A court ruling involving Microsoft’s offshore data storage offers an instructive lesson on the long reach of the US government-and what you can do to mitigate this political risk.
A federal judge recently agreed with the US government that Microsoft must turn over its customer data that it holds offshore if requested in a search warrant. Microsoft had refused because the digital content being requested physically was located on servers in Ireland.
Microsoft said in a statement that “a US prosecutor cannot obtain a US warrant to search someone’s home located in another country, just as another country’s prosecutor cannot obtain a court order in her home country to conduct a search in the United States.”
The judge disagreed.

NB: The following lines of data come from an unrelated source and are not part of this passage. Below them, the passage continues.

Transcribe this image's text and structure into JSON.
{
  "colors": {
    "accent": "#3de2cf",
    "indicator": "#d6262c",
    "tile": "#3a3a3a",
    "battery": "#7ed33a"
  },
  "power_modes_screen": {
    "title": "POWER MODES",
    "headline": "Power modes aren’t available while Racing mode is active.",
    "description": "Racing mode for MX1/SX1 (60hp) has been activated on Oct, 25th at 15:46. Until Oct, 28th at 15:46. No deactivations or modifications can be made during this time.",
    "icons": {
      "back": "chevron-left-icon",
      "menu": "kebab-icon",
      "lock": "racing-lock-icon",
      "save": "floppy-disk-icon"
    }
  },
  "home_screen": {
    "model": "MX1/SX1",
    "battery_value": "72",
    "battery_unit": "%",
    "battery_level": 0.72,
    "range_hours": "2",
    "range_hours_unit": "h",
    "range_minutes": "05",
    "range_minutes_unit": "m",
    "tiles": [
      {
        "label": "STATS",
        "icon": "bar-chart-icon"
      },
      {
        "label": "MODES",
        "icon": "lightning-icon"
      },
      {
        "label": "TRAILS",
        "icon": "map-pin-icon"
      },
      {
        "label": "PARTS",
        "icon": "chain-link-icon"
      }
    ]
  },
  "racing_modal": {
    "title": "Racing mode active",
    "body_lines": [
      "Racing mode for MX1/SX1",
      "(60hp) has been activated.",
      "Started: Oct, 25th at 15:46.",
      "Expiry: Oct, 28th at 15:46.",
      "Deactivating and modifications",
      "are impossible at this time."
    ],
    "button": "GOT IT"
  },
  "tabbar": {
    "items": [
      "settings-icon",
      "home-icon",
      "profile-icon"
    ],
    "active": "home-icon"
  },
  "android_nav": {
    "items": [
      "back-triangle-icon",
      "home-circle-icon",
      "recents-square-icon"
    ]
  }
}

She ruled that it’s a matter of where the control of that data is being exercised, not of where the data is physically located.
This ruling is not at all surprising. It’s long been crystal clear that the US will aggressively claim jurisdiction if the situation in question has even the slightest, vaguest, or most indirect connection. Worse yet, as we’ve seen with the extraterritorial FATCA law, the US is not afraid to impose its own laws on foreign countries.
One of the favorite pretexts for a US connection is the use of the US dollar. The US government claims that just using the US dollar-which nearly every bank in the world does-gives it jurisdiction, even if there were no other connections to the US. It’s quite obviously a flimsy pretext, but it works.
Recently the US government fined (i.e., extorted) over $8 billion from BNP Paribas for doing business with countries it doesn’t like. The transactions were totally legal under EU and French law, but illegal under US law. The US successfully claimed jurisdiction because the transactions were denominated in US dollars-there was no other US connection.